Ben Zhou, the CEO of the cryptocurrency exchange Bybit, addressed rumors about the platform being hacked and insolvent in a post shared on X.
On May 22, rumors of an insolvent exchange circulated on X. As the rumor spread, it was further magnified by a barrage of memes copying a popular FTX-related post spreading on X, but this time, the posts mentioned Bybit.
Some made jokes about withdrawing their funds from the exchange, while others tried to understand the situation more deeply.
A cryptocurrency user speculated that a bug in a proof-of-reserves graph from Arkham Intelligence might have prompted the rumor.

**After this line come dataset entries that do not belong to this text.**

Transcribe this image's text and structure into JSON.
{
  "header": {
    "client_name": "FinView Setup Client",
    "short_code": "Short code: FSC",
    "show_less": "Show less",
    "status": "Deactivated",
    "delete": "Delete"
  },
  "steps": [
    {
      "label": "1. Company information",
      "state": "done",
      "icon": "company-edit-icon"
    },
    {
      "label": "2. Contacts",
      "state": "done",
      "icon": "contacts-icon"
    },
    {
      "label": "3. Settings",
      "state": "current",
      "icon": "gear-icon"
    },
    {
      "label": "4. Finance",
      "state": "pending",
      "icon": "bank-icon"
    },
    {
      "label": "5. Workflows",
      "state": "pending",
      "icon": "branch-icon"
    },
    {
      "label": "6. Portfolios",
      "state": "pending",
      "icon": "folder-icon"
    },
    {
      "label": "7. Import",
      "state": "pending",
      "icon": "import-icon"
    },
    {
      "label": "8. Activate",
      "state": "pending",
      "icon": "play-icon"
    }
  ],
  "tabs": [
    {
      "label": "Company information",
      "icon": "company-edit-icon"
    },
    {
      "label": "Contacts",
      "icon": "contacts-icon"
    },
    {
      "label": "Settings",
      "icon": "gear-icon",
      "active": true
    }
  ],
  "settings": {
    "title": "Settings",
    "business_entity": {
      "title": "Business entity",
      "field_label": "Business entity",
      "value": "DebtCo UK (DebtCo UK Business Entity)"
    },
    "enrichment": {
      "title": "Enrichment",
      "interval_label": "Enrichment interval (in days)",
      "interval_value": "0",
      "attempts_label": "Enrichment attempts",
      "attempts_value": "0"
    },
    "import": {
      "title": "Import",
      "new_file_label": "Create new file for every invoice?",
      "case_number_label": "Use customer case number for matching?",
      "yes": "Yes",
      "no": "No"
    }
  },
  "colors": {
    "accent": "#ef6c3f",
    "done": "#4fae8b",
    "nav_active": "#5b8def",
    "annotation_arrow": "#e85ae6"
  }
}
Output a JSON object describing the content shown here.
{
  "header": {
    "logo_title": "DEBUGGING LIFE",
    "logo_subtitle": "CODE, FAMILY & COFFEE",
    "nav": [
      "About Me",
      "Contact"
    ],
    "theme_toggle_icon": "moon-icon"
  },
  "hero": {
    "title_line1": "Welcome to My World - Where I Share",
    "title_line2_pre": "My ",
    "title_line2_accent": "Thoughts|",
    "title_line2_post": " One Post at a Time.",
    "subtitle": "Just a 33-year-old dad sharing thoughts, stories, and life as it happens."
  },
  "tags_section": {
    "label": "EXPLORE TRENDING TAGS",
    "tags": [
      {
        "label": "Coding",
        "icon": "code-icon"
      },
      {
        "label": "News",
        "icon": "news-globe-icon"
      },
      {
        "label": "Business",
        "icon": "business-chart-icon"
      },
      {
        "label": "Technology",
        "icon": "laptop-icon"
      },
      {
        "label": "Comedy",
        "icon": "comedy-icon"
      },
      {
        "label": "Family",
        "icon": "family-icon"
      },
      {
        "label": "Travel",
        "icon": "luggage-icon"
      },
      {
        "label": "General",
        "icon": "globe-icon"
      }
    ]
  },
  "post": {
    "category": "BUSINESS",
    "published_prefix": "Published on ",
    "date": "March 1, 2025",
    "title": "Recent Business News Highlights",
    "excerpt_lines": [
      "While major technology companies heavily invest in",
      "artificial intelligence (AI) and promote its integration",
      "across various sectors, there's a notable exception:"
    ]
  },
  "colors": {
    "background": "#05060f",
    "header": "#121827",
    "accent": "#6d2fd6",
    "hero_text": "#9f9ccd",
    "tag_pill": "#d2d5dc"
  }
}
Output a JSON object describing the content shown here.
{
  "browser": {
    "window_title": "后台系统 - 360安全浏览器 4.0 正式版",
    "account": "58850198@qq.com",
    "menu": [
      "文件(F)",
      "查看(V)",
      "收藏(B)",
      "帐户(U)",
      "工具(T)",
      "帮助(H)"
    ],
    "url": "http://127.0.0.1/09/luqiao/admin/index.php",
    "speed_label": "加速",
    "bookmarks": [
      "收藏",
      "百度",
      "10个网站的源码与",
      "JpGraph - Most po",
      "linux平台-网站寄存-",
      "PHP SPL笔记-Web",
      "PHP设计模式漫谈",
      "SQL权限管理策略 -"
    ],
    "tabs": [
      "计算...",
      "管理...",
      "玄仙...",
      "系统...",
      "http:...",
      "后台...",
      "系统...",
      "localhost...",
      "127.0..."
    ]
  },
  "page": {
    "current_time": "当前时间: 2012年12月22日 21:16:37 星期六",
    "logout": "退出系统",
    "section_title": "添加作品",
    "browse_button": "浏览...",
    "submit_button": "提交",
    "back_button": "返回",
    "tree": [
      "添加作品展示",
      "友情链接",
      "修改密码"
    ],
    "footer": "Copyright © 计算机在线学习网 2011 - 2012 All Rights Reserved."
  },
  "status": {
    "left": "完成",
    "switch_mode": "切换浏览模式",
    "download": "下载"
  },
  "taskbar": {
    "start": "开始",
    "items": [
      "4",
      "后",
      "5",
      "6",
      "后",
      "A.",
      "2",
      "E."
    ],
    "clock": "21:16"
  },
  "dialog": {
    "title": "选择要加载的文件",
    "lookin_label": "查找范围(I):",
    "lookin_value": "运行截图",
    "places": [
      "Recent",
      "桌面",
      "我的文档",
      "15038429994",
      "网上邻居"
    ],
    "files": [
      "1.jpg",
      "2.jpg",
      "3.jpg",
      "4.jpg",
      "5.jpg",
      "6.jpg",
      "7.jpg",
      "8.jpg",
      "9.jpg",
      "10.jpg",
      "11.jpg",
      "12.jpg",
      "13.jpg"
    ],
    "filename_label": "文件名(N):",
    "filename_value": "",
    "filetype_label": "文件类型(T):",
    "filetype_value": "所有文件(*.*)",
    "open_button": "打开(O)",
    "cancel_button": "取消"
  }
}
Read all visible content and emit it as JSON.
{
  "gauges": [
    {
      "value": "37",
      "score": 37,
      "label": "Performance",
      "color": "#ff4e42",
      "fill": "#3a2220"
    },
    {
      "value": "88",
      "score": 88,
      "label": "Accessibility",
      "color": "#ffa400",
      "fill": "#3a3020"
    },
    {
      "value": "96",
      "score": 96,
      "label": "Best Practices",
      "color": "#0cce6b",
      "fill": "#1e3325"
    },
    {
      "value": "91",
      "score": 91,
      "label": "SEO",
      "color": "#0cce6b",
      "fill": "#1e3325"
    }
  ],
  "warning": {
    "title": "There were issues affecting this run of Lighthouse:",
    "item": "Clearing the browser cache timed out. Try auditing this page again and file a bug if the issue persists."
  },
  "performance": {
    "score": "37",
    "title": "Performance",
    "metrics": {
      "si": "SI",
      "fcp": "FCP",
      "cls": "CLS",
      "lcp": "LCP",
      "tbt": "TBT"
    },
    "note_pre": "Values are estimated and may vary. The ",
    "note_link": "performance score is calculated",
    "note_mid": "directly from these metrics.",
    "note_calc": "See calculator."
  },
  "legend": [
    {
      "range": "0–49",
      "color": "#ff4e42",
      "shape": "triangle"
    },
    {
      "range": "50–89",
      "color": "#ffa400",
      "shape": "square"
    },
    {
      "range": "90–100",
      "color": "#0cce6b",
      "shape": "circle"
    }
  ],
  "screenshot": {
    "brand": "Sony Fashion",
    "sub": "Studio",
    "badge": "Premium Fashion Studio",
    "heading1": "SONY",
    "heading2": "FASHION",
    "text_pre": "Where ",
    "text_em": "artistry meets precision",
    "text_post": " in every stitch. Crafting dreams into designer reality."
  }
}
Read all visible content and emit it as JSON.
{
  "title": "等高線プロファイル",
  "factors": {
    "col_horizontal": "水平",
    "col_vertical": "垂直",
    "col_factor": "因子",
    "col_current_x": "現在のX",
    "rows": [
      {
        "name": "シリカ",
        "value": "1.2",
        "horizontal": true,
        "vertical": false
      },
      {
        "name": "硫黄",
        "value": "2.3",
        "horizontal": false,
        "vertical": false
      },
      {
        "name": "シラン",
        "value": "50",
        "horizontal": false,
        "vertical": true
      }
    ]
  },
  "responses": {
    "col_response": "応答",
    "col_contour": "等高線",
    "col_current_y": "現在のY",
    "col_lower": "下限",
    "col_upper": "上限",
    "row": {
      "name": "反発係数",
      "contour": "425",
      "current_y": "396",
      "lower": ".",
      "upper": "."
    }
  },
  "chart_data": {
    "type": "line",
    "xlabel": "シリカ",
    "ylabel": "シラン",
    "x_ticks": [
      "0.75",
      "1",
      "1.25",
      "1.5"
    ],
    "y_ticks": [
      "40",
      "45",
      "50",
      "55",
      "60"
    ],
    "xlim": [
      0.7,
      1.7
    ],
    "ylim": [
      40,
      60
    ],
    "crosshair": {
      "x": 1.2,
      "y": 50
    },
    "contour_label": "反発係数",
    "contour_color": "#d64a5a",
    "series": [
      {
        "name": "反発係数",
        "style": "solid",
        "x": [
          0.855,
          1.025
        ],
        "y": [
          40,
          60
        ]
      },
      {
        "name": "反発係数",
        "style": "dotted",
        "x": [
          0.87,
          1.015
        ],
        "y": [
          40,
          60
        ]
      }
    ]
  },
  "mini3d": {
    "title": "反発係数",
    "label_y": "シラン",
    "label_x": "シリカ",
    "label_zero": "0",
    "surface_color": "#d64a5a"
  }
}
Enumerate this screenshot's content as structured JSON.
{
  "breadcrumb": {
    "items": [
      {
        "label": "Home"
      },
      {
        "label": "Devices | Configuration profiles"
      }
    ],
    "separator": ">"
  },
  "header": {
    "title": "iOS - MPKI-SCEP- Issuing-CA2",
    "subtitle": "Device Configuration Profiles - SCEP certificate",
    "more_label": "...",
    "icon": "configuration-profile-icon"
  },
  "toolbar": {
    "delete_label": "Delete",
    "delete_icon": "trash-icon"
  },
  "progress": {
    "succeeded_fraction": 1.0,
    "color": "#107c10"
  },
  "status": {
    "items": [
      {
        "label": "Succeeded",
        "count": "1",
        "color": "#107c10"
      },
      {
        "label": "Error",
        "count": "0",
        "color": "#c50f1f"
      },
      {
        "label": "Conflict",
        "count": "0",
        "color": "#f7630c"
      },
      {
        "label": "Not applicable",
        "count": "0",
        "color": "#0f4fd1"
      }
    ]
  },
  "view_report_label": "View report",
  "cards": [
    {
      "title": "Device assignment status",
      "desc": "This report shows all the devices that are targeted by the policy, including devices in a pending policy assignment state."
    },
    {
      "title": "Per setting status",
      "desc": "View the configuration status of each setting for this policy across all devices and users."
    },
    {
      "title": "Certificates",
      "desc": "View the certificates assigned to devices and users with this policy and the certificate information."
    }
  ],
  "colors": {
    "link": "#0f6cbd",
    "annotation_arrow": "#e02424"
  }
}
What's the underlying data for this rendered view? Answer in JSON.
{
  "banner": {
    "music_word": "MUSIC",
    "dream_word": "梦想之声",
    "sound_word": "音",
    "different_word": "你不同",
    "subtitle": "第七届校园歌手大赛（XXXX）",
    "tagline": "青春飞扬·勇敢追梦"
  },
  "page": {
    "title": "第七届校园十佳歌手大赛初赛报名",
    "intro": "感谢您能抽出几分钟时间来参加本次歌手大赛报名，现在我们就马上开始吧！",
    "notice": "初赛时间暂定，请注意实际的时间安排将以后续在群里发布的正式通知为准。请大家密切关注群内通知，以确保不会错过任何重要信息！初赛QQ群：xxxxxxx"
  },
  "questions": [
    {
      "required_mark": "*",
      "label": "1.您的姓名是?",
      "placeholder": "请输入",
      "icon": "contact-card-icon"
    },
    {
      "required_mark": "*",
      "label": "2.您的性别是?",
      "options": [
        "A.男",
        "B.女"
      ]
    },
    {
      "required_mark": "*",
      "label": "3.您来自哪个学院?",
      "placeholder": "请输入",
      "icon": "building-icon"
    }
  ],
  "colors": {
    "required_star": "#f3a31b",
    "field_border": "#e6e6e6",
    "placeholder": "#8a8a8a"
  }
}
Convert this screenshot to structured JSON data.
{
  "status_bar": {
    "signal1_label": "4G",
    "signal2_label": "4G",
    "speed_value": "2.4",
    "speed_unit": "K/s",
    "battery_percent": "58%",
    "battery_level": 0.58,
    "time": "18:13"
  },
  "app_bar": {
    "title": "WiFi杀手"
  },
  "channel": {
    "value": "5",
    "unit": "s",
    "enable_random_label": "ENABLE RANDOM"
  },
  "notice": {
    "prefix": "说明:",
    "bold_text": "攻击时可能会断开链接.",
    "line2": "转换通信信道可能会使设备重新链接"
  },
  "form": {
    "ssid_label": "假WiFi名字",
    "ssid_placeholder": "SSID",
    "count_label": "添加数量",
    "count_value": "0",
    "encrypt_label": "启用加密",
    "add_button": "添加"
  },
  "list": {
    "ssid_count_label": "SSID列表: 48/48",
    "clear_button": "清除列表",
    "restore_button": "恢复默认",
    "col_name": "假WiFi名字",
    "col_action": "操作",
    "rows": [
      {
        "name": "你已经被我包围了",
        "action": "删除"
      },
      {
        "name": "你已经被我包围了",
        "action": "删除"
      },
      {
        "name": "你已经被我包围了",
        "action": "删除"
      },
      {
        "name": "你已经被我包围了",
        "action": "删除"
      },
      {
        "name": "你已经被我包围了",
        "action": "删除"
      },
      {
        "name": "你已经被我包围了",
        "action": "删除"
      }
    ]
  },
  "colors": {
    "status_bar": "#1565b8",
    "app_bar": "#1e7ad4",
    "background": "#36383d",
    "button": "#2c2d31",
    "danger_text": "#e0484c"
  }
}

Within the graph, it looked like Bybit’s wallets were being drained, which may leave people to worry whether the exchange was hacked or insolvent. However, when viewed independently, the trading platform’s wallets still showed that the funds were still there.
A day later, Bybit clarified that none of the rumors were true. On May 23, Zhou officially announced on X that the rumors were false. He wrote:
“None of the rumours that I have see so far have any real facts supporting it, please be aware.”
In addition, Zhou also shared a link to Bybit’s proof of reserves (PoR) and a Nansen dashboard showing all Bybit wallets and the amount of assets they hold.
The PoR shows that the trading platform holds assets worth more than 100% of user deposits, ensuring the exchange will have all the assets readily available if users wish to withdraw them.
The Nansen dashboard data also showed that Bybit’s wallets have over $11 billion in crypto assets. According to Nansen, the net worth shows the total value of the token holdings in the addresses provided by Bybit.
However, the analytics platform also disclaimed that this was not meant to be a comprehensive statement of Bybit’s actual assets or reserves.
Related: OKX, Binance and Bybit monthly volumes tripled since late 2023
Apart from insolvency rumors, Bybit also faced regulatory challenges earlier in May. On May 16, France’s securities regulator, the Autorité des Marchés Financiers, reiterated a warning to its investors that the crypto exchange is not registered as a digital asset provider in the country.
The regulator said that it had the authority to block the trading platform which was “providing its services illegally” in the country.